NC Senate approves GOP bill requiring sheriffs to cooperate with ICE

Ethan Hyman/ehyman@newsobserver.com

A GOP measure that would require North Carolina sheriffs to cooperate with immigration authorities cleared the North Carolina Senate on Thursday.

House Bill 10 is the third iteration of legislation Republicans have been trying to pass since 2019, in response to sheriffs in largely Democratic counties coming into office in 2018 vowing to cut back or end cooperation with U.S. Immigration and Customs Enforcement.

The House passed this bill in March 2023, but the Senate didn’t take it up until lawmakers reconvened for this year’s short session last week. The bill quickly moved through two Senate committees this week, before passing the full chamber Thursday morning in a 28-16 vote.

Sheriffs are already required under state law to try to determine the legal status of people they arrest, and inform ICE if they can’t do so. But they don’t have to honor immigration detainers from the federal agency — requests to hold someone who has been arrested and is believed to be in the country illegally, for up to 48 hours, to give ICE agents time to come and take custody.
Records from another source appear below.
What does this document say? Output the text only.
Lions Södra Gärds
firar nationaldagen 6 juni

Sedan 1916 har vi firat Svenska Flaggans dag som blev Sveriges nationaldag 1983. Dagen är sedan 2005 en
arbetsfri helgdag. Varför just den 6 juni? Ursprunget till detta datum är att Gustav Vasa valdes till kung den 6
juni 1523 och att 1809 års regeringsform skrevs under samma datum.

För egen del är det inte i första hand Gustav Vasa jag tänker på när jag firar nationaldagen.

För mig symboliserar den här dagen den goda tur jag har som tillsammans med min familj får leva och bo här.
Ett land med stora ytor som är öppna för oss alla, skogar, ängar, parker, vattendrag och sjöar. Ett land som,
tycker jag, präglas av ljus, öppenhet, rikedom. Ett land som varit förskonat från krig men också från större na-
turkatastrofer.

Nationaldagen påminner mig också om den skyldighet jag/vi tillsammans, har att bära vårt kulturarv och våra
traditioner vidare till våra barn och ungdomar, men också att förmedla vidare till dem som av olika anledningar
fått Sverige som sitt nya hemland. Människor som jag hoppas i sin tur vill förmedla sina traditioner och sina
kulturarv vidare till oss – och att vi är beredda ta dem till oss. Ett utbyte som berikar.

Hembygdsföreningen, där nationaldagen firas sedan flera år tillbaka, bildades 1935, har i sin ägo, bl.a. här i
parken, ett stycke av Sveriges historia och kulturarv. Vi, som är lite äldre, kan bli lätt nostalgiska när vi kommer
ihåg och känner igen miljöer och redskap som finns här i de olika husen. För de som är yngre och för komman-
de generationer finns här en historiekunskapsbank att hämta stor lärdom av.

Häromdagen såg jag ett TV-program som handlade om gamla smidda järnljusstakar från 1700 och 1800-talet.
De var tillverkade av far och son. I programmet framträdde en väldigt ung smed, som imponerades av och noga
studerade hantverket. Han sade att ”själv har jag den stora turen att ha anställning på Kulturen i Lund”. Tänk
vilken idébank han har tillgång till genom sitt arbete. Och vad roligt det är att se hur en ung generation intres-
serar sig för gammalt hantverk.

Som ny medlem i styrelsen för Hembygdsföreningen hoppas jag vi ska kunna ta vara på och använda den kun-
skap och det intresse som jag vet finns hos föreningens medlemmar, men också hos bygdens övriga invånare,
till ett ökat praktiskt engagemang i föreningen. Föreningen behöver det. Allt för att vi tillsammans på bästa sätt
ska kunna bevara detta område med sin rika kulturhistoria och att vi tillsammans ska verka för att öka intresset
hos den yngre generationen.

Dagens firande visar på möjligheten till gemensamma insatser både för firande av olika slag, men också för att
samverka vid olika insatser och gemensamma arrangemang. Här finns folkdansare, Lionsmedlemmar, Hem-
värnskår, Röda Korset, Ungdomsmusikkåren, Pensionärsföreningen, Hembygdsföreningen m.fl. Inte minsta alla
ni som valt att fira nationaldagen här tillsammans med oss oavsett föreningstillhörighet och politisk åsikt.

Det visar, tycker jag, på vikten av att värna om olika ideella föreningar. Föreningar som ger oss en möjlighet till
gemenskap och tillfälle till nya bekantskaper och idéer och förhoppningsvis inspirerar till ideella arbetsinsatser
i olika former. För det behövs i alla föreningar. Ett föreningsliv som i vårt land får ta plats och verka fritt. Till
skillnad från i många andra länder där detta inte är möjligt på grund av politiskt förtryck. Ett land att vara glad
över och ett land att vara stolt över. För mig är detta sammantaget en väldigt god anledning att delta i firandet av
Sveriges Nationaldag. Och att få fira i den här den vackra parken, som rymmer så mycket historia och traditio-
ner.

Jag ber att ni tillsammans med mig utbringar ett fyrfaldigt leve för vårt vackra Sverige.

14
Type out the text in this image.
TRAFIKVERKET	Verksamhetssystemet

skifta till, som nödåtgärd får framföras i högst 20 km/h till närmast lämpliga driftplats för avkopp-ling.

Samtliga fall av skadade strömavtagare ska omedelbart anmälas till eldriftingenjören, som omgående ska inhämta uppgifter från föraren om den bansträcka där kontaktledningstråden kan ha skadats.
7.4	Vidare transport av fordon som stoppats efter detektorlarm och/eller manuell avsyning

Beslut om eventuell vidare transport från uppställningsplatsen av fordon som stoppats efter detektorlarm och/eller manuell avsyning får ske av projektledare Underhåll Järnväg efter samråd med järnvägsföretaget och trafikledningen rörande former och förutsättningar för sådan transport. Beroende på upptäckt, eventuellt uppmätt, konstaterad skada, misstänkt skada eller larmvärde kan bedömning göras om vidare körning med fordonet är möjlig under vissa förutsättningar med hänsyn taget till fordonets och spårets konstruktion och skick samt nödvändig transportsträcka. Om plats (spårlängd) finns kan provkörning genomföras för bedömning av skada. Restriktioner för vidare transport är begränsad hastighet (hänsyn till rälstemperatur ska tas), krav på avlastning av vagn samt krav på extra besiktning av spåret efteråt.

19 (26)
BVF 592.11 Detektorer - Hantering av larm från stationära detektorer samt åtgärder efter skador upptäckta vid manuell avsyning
That’s the main change HB 10 would make: requiring sheriffs to comply with those detainer requests.

The bill also requires sheriffs to notify ICE if they charge someone with certain high-level offenses, including homicide, rape and other sex offenses, kidnapping, and human trafficking, and cannot determine the person’s legal status.

While in committee this week, the bill was amended to include a provision that would allow anyone, including law enforcement authorities, to file a complaint with the North Carolina attorney general if they believe sheriffs or jail administrators aren’t complying with the provisions of the bill.

The attorney general could proceed to seek a court order to compel cooperation with ICE, said Republican Sen. Buck Newton of Wilson, who offered the amendment and said it was necessary to make sure the law is enforced.

Lawmakers debate whether ICE detainers are best way to hold suspects accountable

During Thursday’s floor debate, Sen. Mujtaba Mohammed, a Charlotte Democrat, said that even though Republicans claim the bill would make communities safer, it would actually harm public safety.

Echoing concerns shared by immigrants rights advocates who spoke against the bill at the General Assembly this week, Mohammed said that the bill would undermine trust in law enforcement in immigrant communities.

Mohammed also criticized the practice Republicans want ICE-skeptic sheriffs in counties like Wake, Durham, and Mecklenburg to follow when dealing with suspects charged with violent crimes who are in the country illegally: turning them over to ICE, rather than having them go through state courts and face prosecution.

That has been the main objection to the bill raised by Mecklenburg Sheriff Garry McFadden, who has said he believes it’s unconstitutional to continue holding someone for whom ICE has issued a detainer, after they have posted bond and satisfied the court-ordered terms of their pretrial release.

Mohammed filed an unsuccessful amendment during floor debate that would require district attorneys to notify a victim or a victim’s family, to give them a chance to weigh in on whether the offender should face prosecution in state courts, or be transferred to ICE.

Republicans argue that since these situations involve people who are in the country illegally, they should be handed over to federal immigration agents who can decide what to do next.

In an interview last month, Rep. Destin Hall, the bill’s main proponent and the chairman of the House Rules Committee, pushed back against the notion that detainers aren’t effective, and said that ICE routinely works with district attorney’s offices to determine if an individual should remain in custody and face trial, or if they should be deported right away.

“It’s not a situation where ICE is coming in, and just somehow taking this person away, and the state of North Carolina never hears from them again, as it relates to their criminal charges,” Hall told The N&O. “So, they’re cooperating, just like the sheriffs should cooperate with ICE, the local (district attorneys) cooperate with ICE the same way. And that’s the way it is across all law enforcement.”

Sen. Danny Britt, one of the chairs of the Senate Judiciary Committee, said that if victims’ rights groups or the N.C. Conference of District Attorneys believed that the bill would harm efforts to hold violent offenders accountable, they would have reached out to lawmakers or spoken against the bill in committee.